Lawrence of Arabia's Smith & Wesson .44 joins museum collection (PHOTOS)

This S&W once was owned by Turkish officer Ashraf Bey, then picked up by Lawrence of Arabia after a one-sided discussion and later found its way to the UK's National Army Museum (Photo: NAM)

This S&W once was owned by Turkish officer Ashraf Bey, then picked up by Lawrence of Arabia after a one-sided discussion and later found its way to the UK’s National Army Museum (Photo: NAM)

The UK’s National Army Museum recently announced they have received a historic revolver tied to an iconic British adventurer from World War I.

Born Thomas Edward Lawrence, the famous British Army captain was best known as “Lawrence of Arabia” due to his work in the Ottoman-controlled Middle East during the war as a point man between the British and a number of Arab tribes in a revolt against Constantinople.

The revolver, which looks to be a Smith & Wesson 1st Model Hand Ejector in .44 — the company’s first N-frame, is engraved with the name of Ashraf Bey.

Who? You may ask. This guy:

Ashraf Bey, in American Colony courtyard in Jerusalem, then part of the Ottoman Empire, 1917. (Photo: Library of Congress)

Ashraf Bey, in American Colony courtyard in Jerusalem, then part of the Ottoman Empire, 1917. (Photo: Library of Congress)

Bey was an Ottoman bigwig that the National Army Museum notes was involved in the Armenian genocide. So historically, not a swell guy. Anyway, as the story goes, Bey was captured by the Lawrence-allied Bedouin forces while escorting a camel convoy that was carrying between £15,000 and £20,000 in gold (sources vary, hey, haven’t you seen Three Kings?).

Lawrence, a gifted linguist among other valuable life skills, likely interrogated Bey and wound up with the pistol which he later passed on to another officer whose family gave it to the museum. It, together with the holster, are on public display now.

(Photo: NAM)

(Photo: NAM)

(Photo: NAM)

(Photo: NAM)

Lawrence, reportedly fond of carrying an M1911 Colt .45 ACP on his person and a Lewis gun in his baggage for those special moments, made it a habit of re-gifting guns that he picked up in the desert.

Another Arabian relic

The Imperial War Museum has a Short-Magazine Lee-Enfield rifle in .303 British in their collection that spent some time with the sandy traveler.

Looks plain enough, but wait till you get close (Photo: IWN)

Looks plain enough, but wait till you get close (Photo: IWM)

It was issued at first to a member of the Essex Regiment at Gallipoli but was left behind somehow in the evacuation and subsequently captured in very good condition by the Turks.

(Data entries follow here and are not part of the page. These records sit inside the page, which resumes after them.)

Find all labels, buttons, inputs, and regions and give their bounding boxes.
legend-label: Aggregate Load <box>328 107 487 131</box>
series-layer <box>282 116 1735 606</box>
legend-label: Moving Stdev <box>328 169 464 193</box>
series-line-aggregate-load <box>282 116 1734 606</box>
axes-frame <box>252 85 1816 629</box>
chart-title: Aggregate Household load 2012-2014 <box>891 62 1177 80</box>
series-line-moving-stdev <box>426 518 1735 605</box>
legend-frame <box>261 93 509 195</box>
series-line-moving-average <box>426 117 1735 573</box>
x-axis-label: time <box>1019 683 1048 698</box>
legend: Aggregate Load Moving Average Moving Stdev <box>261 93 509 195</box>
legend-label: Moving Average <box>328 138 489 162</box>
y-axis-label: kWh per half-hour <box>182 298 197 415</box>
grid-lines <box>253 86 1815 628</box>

Sent to Constantinople as a trophy, the Ottoman government had it engraved near the lock in gold “Booty captured in the fighting at Chanak Kale.” The Enver Pasha then presented it to Emir Faisal (an Arab ruler, then an Ottoman subject) as a gift in 1916. It was then inscribed near the bayonet mount “Presented by Enver Pasha to Sherif Feisal.”

short-magazine-lee-enfield-303-bolt-action-rifle-that-was-presented-to-t-e-lawrence-lawrence-of-arabia-by-emir-feisal-2

(Photo: IWM)

Without any captured .303 ammo to feed it, Feisal sent the rifle to Mecca for storage with the rest of his family’s trophies. Feisal later returned the good English-made Enfield to Lawrence and the blonde-haired rabble-rouser carved his initials and the date in the stock and carried the rifle until October 1918 when Damascus was captured.

Notice the knocks above the magazine well? The gun has five notches carved into the stock near the magazine, with one, in particular, marking the death of a Turkish officer taken with the gun by Lawrence. After the war, the rifle was presented by then-Colonel Lawrence to King George V, passing to the Imperial War Museum upon the regent’s death.

The Faisal went on after the war to become King of Syria and later Iraq and was played in David Lean’s epic Lawrence of Arabia by Alec Guinness, while Lawrence was portrayed by Peter O’Toole.